Nach dem Vorbringen der Antragstellerin und dem von ihr vorgelegten E-Mail-Verkehr ist nicht im Ansatz erkennbar, dass ihre Stellvertreter im Amt oder die städtischen Mitarbeiter nicht auskunftswillig oder -fähig gewesen wären. Vielmehr sind der Zweite und der Dritte Bürgermeister in der E-Mail vom 2. Dezember 2019 auf jede einzelne ihrer Fragen eingegangen. Dabei ist die Verweisung auf Statusberichte, Sitzungsniederschriften bzw. die jeweils zuständigen Sachbearbeiter im Hinblick auf die hochgradig arbeitsteilige Verwaltungsorganisation nicht zu beanstanden. Das Verlangen nach einer umfassenden Auskunft durch den Zweiten Bürgermeister persönlich würde angesichts des breiten Aufgabengebiets, der großen Arbeitsmenge (welche die Antragstellerin selbst beklagt) und der langen Vertretungszeit (vom 19. Juli bis 26. November 2019 nur drei Tage im Dienst) die Anforderungen an einer loyalen und vertrauensvollen Zusammenarbeit überspannen.
Insbesondere wurde in Bezug auf die Rechtsangelegenheit … durch den Zweiten Bürgermeister bzw. dem Sachbearbeiter … am 2. Dezember 2019 mitgeteilt, dass eine Besprechung mit der Gegenseite zur Erlangung eines Überblicks über die Situation und vor allem zur Fristwahrung notwendig gewesen sei. Es solle geprüft werden, ob einvernehmlich eine Lösung durch Erstellung eines Parkplatzes möglich wäre. Hinsichtlich des von der Antragstellerin angefragten Ergebnisses dieser Besprechung wurde ihr mit Schreiben des Rechtsanwalts … vom 3. Dezember 2019 mitgeteilt, dass ein gütliches Ergebnis nicht erzielt worden sei. Welche wesentlichen Informationen hierüber die Antragstellerin zur angemessenen Vertretung der Antragsgegnerin noch benötige, aber auf entsprechende Rückfrage nicht erhalten würde, bleibt unklar. Darüber hinaus hat sie ausweislich ihrer E-Mail an den Rechtsanwalt … vom 4. Dezember 2019 die Vertretung der Antragsgegnerin in dem anberaumten Gerichtstermin an den geschäftsleitenden Beamten … delegiert.

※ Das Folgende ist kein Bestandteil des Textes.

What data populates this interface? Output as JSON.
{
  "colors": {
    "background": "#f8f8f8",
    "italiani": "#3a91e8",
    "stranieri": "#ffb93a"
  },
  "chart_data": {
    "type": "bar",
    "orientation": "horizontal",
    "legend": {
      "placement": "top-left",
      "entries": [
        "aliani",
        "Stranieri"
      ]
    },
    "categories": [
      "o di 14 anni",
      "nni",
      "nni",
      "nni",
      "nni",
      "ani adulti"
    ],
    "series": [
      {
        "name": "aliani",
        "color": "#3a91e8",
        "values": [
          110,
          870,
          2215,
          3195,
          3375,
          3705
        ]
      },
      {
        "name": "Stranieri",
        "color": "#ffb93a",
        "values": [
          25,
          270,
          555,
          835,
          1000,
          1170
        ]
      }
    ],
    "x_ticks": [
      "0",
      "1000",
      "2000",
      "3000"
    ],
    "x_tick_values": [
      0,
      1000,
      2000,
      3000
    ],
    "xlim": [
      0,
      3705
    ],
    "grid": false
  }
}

Nach alledem war der Antrag abzulehnen.
Die Antragstellerin trägt als unterliegender Teil die Kosten des Verfahrens, § 154 Abs. 1 VwGO.
Die Streitwertfestsetzung ergibt sich aus § 53 Abs. 2 Nr. 1, § 52 Abs. 1 GKG i.V.m. Nr. 22.7, Nr. 1.5 des Streitwertkatalogs für die Verwaltungsgerichtsbarkeit 2013. Von einer Anhebung des Streitwerts bis zur Höhe des für das Hauptsacheverfahren anzunehmenden Streitwerts (10.000,00 EUR) wird abgesehen.